As chances for damaging thunderstorms increase Saturday afternoon, the storm will also spread rain across a wide portion of the country from the Gulf Coast to the Midwest. Rain will begin in the earliest hours of Saturday across portions of the Midwest and Mississippi Valley and spread east throughout the day.
Rain will become steady as the day progresses and could become heavy at times, especially across the South. Fortunately, the storm is likely to move along at a brisk pace that will keep rainfall totals from skyrocketing, but any drenching rainfall could cause flooding issues.
Gusty winds will also accompany any rainfall, even outside of thunderstorms.

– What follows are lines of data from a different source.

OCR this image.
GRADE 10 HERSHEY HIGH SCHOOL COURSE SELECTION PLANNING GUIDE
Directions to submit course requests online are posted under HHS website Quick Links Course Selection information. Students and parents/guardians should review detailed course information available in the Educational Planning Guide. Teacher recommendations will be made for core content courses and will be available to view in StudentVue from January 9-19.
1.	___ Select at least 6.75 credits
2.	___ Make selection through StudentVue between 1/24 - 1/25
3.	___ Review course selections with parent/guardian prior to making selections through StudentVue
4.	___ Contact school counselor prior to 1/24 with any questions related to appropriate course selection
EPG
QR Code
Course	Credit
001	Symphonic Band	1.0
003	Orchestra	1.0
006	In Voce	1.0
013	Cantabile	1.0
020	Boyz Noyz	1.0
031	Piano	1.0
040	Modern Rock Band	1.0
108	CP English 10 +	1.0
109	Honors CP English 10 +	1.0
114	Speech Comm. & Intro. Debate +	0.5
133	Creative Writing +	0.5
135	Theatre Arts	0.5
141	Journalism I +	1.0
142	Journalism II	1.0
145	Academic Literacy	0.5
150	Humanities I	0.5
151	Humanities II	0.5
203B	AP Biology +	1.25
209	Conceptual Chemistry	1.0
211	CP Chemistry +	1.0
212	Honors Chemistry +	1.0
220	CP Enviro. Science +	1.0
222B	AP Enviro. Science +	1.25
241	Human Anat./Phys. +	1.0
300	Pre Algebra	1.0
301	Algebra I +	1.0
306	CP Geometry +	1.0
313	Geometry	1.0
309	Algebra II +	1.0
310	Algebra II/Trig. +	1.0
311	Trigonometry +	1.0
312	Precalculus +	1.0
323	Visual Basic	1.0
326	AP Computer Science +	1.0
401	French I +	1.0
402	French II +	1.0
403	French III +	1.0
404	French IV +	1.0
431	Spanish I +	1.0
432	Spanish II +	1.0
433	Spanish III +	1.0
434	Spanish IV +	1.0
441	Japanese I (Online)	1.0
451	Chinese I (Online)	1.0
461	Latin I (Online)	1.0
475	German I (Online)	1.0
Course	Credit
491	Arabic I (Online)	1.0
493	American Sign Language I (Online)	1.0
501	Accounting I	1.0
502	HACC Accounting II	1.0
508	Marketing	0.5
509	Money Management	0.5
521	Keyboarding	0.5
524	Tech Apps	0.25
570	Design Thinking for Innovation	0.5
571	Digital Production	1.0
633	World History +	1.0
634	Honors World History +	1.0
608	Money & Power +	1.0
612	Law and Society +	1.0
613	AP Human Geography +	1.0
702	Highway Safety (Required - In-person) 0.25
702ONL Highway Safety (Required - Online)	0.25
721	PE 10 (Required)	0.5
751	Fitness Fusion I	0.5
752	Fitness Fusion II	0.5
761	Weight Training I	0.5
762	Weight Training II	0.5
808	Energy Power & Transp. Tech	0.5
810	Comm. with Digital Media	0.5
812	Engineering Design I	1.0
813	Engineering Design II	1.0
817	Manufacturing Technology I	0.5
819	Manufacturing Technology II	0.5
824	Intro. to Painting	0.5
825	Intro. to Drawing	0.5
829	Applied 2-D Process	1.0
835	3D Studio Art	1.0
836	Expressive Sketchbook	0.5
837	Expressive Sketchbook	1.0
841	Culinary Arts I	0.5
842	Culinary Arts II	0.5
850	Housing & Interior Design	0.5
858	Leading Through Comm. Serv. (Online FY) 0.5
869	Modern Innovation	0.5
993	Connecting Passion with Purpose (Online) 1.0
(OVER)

A thin stripe of accumulating snow is possible on Saturday from Wisconsin to Michigan’s Upper Peninsula, but this will be mostly a rain event for much of the Midwest.
Sunday: Strong wind event takes shape
The storm will reach its maximum strength by the afternoon as it expands and engulfs much of the East. Wind gusts from the storm will be quite a bit stronger on Sunday compared to Saturday and could knock out power and disrupt travel.

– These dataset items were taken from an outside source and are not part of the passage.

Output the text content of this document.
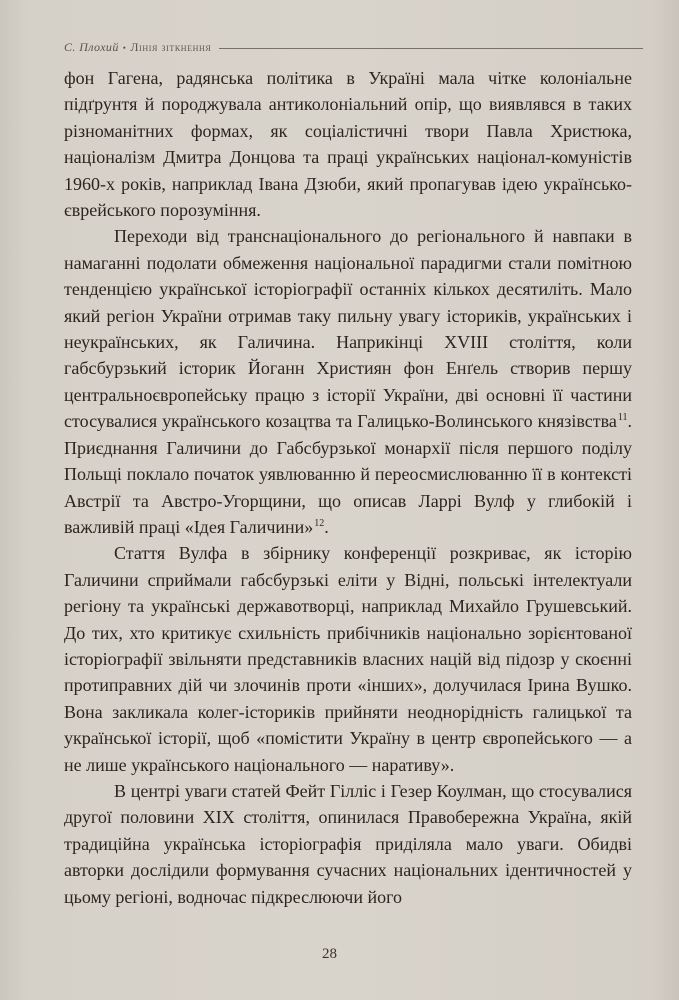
С. Плохий • Лінія зіткнення

фон Гагена, радянська політика в Україні мала чітке колоніальне підґрунтя й породжувала антиколоніальний опір, що виявлявся в таких різноманітних формах, як соціалістичні твори Павла Христюка, націоналізм Дмитра Донцова та праці українських націонал-комуністів 1960-х років, наприклад Івана Дзюби, який пропагував ідею українсько-єврейського порозуміння.

Переходи від транснаціонального до регіонального й навпаки в намаганні подолати обмеження національної парадигми стали помітною тенденцією української історіографії останніх кількох десятиліть. Мало який регіон України отримав таку пильну увагу істориків, українських і неукраїнських, як Галичина. Наприкінці XVIII століття, коли габсбурзький історик Йоганн Християн фон Енґель створив першу центральноєвропейську працю з історії України, дві основні її частини стосувалися українського козацтва та Галицько-Волинського князівства$^{11}$. Приєднання Галичини до Габсбурзької монархії після першого поділу Польщі поклало початок уявлюванню й переосмислюванню її в контексті Австрії та Австро-Угорщини, що описав Ларрі Вулф у глибокій і важливій праці «Ідея Галичини»$^{12}$.

Стаття Вулфа в збірнику конференції розкриває, як історію Галичини сприймали габсбурзькі еліти у Відні, польські інтелектуали регіону та українські державотворці, наприклад Михайло Грушевський. До тих, хто критикує схильність прибічників національно зорієнтованої історіографії звільняти представників власних націй від підозр у скоєнні протиправних дій чи злочинів проти «інших», долучилася Ірина Вушко. Вона закликала колег-істориків прийняти неоднорідність галицької та української історії, щоб «помістити Україну в центр європейського — а не лише українського національного — наративу».

В центрі уваги статей Фейт Гілліс і Гезер Коулман, що стосувалися другої половини XIX століття, опинилася Правобережна Україна, якій традиційна українська історіографія приділяла мало уваги. Обидві авторки дослідили формування сучасних національних ідентичностей у цьому регіоні, водночас підкреслюючи його

28
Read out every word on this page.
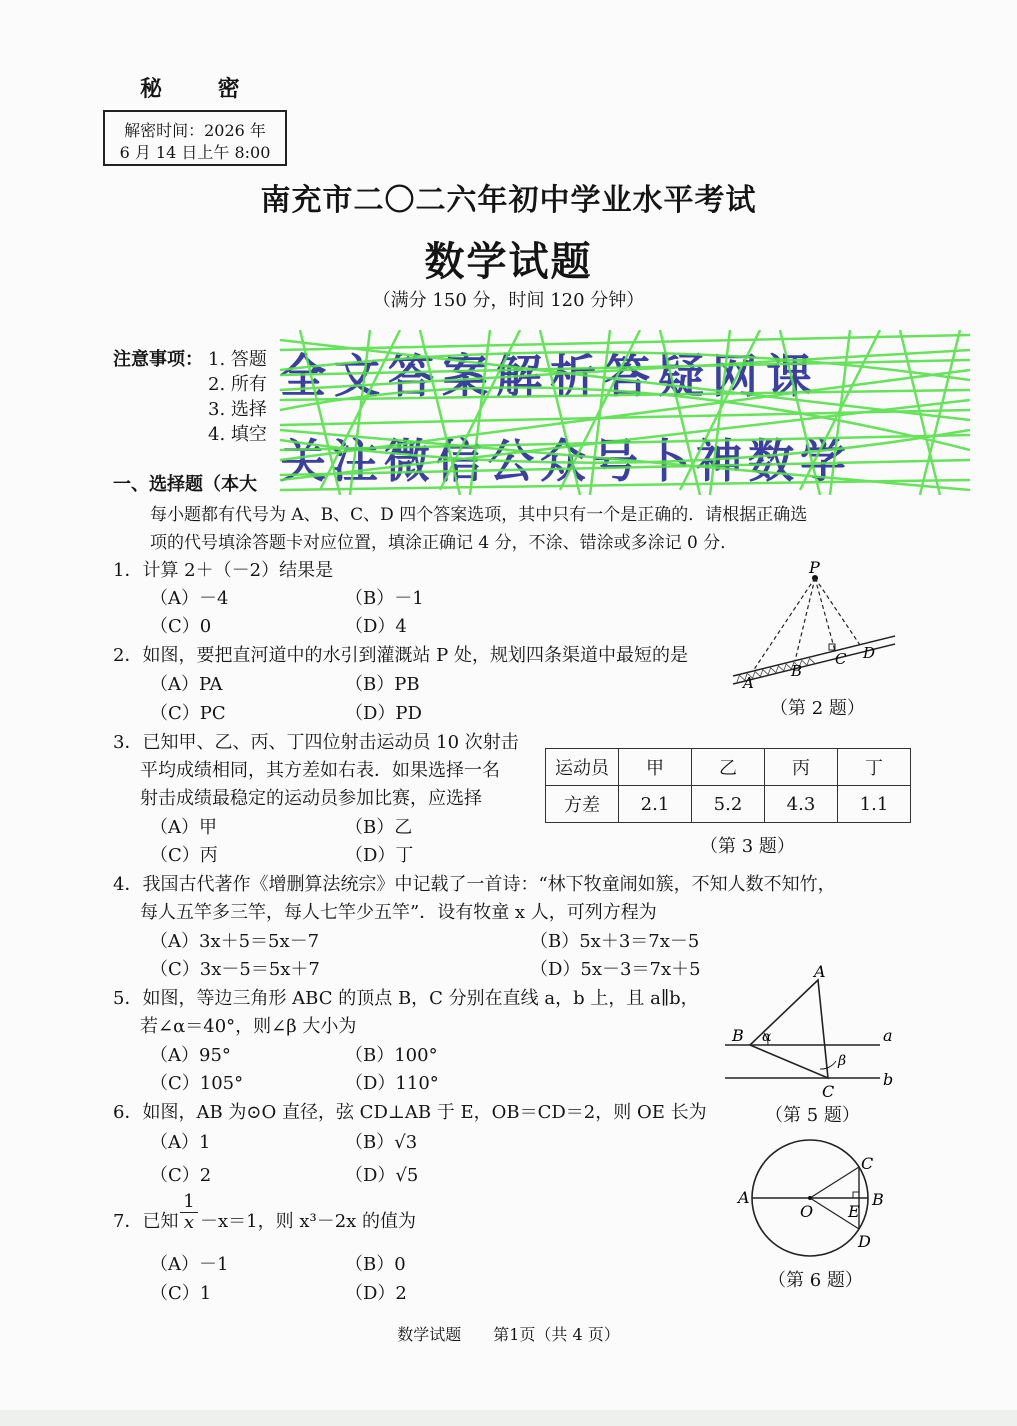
秘 密
解密时间：2026 年
6 月 14 日上午 8:00
南充市二〇二六年初中学业水平考试
数学试题
（满分 150 分，时间 120 分钟）
注意事项： 1. 答题
2. 所有
3. 选择
4. 填空
全文答案解析答疑网课
关注微信公众号卜神数学
一、选择题（本大
每小题都有代号为 A、B、C、D 四个答案选项，其中只有一个是正确的．请根据正确选
项的代号填涂答题卡对应位置，填涂正确记 4 分，不涂、错涂或多涂记 0 分．
1．计算 2＋（－2）结果是
（A）－4	（B）－1
（C）0	（D）4
2．如图，要把直河道中的水引到灌溉站 P 处，规划四条渠道中最短的是
（A）PA	（B）PB
（C）PC	（D）PD
P
A
B
C D
（第 2 题）
3．已知甲、乙、丙、丁四位射击运动员 10 次射击
平均成绩相同，其方差如右表．如果选择一名
射击成绩最稳定的运动员参加比赛，应选择
（A）甲	（B）乙
（C）丙	（D）丁
运动员	甲	乙	丙	丁
方差	2.1	5.2	4.3	1.1
（第 3 题）
4．我国古代著作《增删算法统宗》中记载了一首诗：“林下牧童闹如簇，不知人数不知竹，
每人五竿多三竿，每人七竿少五竿”．设有牧童 x 人，可列方程为
（A）3x＋5＝5x－7	（B）5x＋3＝7x－5
（C）3x－5＝5x＋7	（D）5x－3＝7x＋5
5．如图，等边三角形 ABC 的顶点 B，C 分别在直线 a，b 上，且 a∥b，
若∠α＝40°，则∠β 大小为
（A）95°	（B）100°
（C）105°	（D）110°
A
B
C
a
b
α
β
（第 5 题）
6．如图，AB 为⊙O 直径，弦 CD⊥AB 于 E，OB＝CD＝2，则 OE 长为
（A）1	（B）√3
（C）2	（D）√5
A	B
C
D
O E
（第 6 题）
7．已知 $\frac{1}{x} -x=1$，则 x³－2x 的值为
（A）－1	（B）0
（C）1	（D）2
数学试题　　第1页（共 4 页）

Widespread gusts of 40 to 50 mph will buffet the mid-Atlantic and Northeast. Gusts will crank even higher and reach up to 60 mph at times Sunday night in New England and coastal portions of New York and New Jersey.
Winds this strong, especially when coupled with drenching rain, could bring down a few trees and cause power outages. Strong winds and rain may also disrupt air travel across the busy corridor and lead to slowdowns for drivers.
Any unsecured outdoor holiday decorations may be blown away by the strongest winds.
Rain will be the primary precipitation type from Florida to New England, with widespread amounts of 1 to 2 inches likely. Higher totals are possible for areas drenched by multiple rounds of downpours.
Some thunderstorms will be embedded within the rainy area, even in the North. A few thunderstorms may become severe on Sunday, with an area from Georgia to Virginia the most likely to endure a handful of damaging storms.
Rain may change to wet snow across higher elevations in West Virginia, Pennsylvania and New York on Sunday night as cold air pushes into the East on the backside of the storm.
Portions of New England could change over to a wintry mix of rain, snow and freezing rain late Sunday night and continue for a time on Monday.
Exact changeover times and snow amounts will depend on how quickly cold air can rush into the region.
Monday: Cold envelops the East
The storm will start to push off the East Coast on Monday, but rain and snow will continue across much of New England and parts of upstate New York through the afternoon before tapering off in the evening. Rainy, windy weather will come to an end in New York City by Monday afternoon while gusty winds slowly subside elsewhere in the Northeast, except for in New England.
It’ll be much chillier on Monday across the eastern half of the country in the wake of the storm. The difference in temperature between Monday and the weekend’s above average December temperatures will be most stark from the Southeast to Northeast.